Ihr habt uns eure fünf Lieblingsromane aus der Fantasy genannt. Das Ergebnis ist eine Liste mit den 100 besten Fantasy-Büchern aller Zeiten. In vier Teilen erfahrt ihr mehr über die 100 Titel. Los geht es mit den ersten 25 Titeln (Teil 1). Die Liste stellt übrigens kein Ranking dar.

 

Zur Auswahl von "Die 100 besten Fantasy-Bücher aller Zeiten" auf Tor Online: Innerhalb von zwei Wochen wurden 460 verschiedene Titel nominiert. Aus diesen 460 Bücher hat eine achtköpfige Jury (vier Frauen, vier Männer) ihre 100 Favoriten ausgewählt. Los geht's mit den ersten 25 Titeln:

Der Adept des Assassinen | Robin Hobb (Assassin’s Apprentice, Weitseher-Trilogie, 1995–1997)

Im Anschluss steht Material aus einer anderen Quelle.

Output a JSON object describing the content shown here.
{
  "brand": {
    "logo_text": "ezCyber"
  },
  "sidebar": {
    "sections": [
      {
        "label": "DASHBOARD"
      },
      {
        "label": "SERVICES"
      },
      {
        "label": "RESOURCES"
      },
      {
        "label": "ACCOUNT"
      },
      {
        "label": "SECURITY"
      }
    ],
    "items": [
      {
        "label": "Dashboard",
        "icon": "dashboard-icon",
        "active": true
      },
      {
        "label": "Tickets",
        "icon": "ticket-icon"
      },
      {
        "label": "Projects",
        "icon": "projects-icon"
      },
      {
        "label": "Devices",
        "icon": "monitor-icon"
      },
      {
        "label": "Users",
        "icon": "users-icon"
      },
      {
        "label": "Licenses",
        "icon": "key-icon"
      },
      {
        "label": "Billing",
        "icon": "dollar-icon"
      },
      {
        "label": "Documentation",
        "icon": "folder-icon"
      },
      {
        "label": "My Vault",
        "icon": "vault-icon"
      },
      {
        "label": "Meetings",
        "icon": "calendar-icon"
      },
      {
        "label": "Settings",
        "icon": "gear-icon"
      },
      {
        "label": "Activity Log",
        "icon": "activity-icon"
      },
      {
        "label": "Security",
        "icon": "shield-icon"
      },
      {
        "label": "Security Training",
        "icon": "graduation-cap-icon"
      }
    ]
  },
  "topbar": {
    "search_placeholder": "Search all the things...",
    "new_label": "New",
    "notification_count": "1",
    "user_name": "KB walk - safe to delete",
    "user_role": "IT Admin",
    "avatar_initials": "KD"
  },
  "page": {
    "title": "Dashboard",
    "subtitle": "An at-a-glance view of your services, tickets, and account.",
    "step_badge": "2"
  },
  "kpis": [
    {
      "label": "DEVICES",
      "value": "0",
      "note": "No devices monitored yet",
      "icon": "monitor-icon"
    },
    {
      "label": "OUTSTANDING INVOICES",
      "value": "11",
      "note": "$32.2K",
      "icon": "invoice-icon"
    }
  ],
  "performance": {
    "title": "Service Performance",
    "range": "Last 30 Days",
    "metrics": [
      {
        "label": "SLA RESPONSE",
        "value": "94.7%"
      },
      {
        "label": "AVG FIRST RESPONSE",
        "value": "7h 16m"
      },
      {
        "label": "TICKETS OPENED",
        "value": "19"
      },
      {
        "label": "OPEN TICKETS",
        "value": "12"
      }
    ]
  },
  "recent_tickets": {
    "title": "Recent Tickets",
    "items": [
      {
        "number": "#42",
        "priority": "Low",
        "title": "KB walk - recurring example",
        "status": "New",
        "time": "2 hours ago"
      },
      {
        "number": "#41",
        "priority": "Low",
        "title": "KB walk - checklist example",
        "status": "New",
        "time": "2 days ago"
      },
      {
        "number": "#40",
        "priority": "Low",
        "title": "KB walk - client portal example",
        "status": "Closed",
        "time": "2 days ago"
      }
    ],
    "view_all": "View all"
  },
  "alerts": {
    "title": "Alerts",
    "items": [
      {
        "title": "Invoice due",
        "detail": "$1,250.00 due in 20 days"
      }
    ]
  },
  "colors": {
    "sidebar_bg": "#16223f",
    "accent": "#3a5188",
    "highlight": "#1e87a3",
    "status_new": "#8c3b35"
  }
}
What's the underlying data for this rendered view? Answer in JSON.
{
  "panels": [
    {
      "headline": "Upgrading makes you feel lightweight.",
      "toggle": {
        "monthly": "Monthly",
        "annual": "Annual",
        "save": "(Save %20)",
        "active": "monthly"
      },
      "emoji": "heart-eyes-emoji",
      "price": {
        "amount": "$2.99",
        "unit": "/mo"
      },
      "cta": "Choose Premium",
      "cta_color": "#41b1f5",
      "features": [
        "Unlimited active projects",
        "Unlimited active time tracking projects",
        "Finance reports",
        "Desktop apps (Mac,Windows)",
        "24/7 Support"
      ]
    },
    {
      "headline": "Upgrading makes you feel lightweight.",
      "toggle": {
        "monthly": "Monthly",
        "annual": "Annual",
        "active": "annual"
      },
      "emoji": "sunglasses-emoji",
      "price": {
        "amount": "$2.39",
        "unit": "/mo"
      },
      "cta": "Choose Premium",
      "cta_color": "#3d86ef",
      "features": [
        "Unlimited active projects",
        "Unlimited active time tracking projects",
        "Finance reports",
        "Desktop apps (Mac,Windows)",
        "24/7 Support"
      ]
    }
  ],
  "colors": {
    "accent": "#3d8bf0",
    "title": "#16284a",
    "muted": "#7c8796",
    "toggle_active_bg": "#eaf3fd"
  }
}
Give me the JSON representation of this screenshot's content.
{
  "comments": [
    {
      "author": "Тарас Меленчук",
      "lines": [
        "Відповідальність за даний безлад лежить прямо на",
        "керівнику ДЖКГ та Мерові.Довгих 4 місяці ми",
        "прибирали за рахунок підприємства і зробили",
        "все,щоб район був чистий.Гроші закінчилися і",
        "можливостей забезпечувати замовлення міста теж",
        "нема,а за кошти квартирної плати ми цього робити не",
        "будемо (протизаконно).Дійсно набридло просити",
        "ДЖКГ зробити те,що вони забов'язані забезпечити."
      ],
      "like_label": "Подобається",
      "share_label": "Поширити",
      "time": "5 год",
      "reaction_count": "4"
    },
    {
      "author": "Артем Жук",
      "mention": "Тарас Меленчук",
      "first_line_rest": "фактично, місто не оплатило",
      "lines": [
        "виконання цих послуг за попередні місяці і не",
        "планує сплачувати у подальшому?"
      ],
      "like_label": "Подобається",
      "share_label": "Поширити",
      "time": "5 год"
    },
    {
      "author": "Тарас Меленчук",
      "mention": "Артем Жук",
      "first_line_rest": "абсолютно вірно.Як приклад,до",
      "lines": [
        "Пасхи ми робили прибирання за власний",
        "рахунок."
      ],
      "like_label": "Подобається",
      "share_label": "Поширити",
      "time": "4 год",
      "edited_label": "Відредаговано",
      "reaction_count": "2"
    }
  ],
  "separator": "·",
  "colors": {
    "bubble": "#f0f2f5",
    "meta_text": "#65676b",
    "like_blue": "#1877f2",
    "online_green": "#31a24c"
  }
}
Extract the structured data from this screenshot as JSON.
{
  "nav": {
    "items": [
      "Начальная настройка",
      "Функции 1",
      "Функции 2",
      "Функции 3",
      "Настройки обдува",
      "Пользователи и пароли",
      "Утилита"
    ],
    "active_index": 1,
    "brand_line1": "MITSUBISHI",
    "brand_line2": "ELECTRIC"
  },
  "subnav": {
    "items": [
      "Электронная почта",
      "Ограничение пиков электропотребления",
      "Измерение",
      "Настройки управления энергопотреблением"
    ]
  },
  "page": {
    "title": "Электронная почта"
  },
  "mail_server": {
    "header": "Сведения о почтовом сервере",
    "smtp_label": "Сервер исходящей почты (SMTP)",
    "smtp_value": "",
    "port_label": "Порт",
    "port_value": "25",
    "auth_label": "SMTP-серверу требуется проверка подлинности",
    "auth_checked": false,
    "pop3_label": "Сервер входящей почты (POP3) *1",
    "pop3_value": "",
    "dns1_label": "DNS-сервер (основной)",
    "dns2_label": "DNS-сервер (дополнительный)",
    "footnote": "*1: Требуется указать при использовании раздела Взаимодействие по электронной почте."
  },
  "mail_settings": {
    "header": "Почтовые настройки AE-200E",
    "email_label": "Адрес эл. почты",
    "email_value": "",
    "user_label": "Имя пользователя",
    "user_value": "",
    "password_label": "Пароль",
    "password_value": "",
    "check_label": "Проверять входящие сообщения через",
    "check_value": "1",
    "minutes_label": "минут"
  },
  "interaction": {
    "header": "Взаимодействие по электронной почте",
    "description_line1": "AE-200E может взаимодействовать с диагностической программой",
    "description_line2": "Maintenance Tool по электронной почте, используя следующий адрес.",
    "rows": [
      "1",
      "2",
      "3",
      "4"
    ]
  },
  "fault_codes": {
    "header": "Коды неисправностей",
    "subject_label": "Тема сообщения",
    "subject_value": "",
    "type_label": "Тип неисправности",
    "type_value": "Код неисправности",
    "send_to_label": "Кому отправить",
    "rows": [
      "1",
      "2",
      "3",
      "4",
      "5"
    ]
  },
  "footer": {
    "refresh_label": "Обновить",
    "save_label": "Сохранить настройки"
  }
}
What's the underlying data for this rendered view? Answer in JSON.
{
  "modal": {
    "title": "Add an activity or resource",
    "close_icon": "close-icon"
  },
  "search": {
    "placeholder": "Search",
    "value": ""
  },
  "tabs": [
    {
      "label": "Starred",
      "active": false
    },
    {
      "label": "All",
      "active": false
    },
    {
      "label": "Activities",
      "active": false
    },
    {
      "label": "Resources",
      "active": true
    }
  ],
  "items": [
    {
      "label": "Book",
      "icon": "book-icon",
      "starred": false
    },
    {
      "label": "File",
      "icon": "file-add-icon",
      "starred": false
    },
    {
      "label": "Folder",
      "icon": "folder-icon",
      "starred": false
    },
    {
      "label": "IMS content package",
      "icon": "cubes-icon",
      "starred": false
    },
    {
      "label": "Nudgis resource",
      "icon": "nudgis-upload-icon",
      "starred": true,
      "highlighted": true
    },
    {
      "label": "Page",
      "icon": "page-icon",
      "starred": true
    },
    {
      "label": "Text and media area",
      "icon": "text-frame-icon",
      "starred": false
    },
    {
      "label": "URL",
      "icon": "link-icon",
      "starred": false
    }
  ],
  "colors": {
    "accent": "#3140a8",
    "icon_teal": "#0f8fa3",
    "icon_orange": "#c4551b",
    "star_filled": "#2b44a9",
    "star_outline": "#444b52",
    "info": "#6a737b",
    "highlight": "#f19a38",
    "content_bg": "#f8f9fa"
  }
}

Mit Fitz dem Weitseher hat Robin Hobb (alias Megan Lindholm) in Der Adept des Assassinen einen ungewöhnlichen Protagonisten erschaffen, der sich, unerwünschter Sohn eines Königs und eines Bauernmädchens, als Assassinenlehrling mit entstelltem Gesicht wenig heldenhaft durch die Geschichte wurschtelt. Hobb sticht hier aus der Masse der Fantasyromane um Könige, Attentäter und Intrigen heraus, weil sie anders erzählt, mit kantigen, originellen Figuren und überraschenden Handlungsverläufen.  Neben der ursprünglichen Weitseher-Trilogie gibt es noch 14 weitere Romane, die in The Realm of the Elderlings spielen, aber nicht alle von Fitz handeln. Der fand seinen Abschluss 2017 in Die Tochter des Wolfes (Assassin’s Fate). In Deutschland hat die Serie eine verwirrende Publikationsgeschichte mit unterschiedlichen Titeln für die gleichen Romane. So erschien Der Adept des Assassinen auch als Der Weitseher und aktuell Die Gabe des Königs.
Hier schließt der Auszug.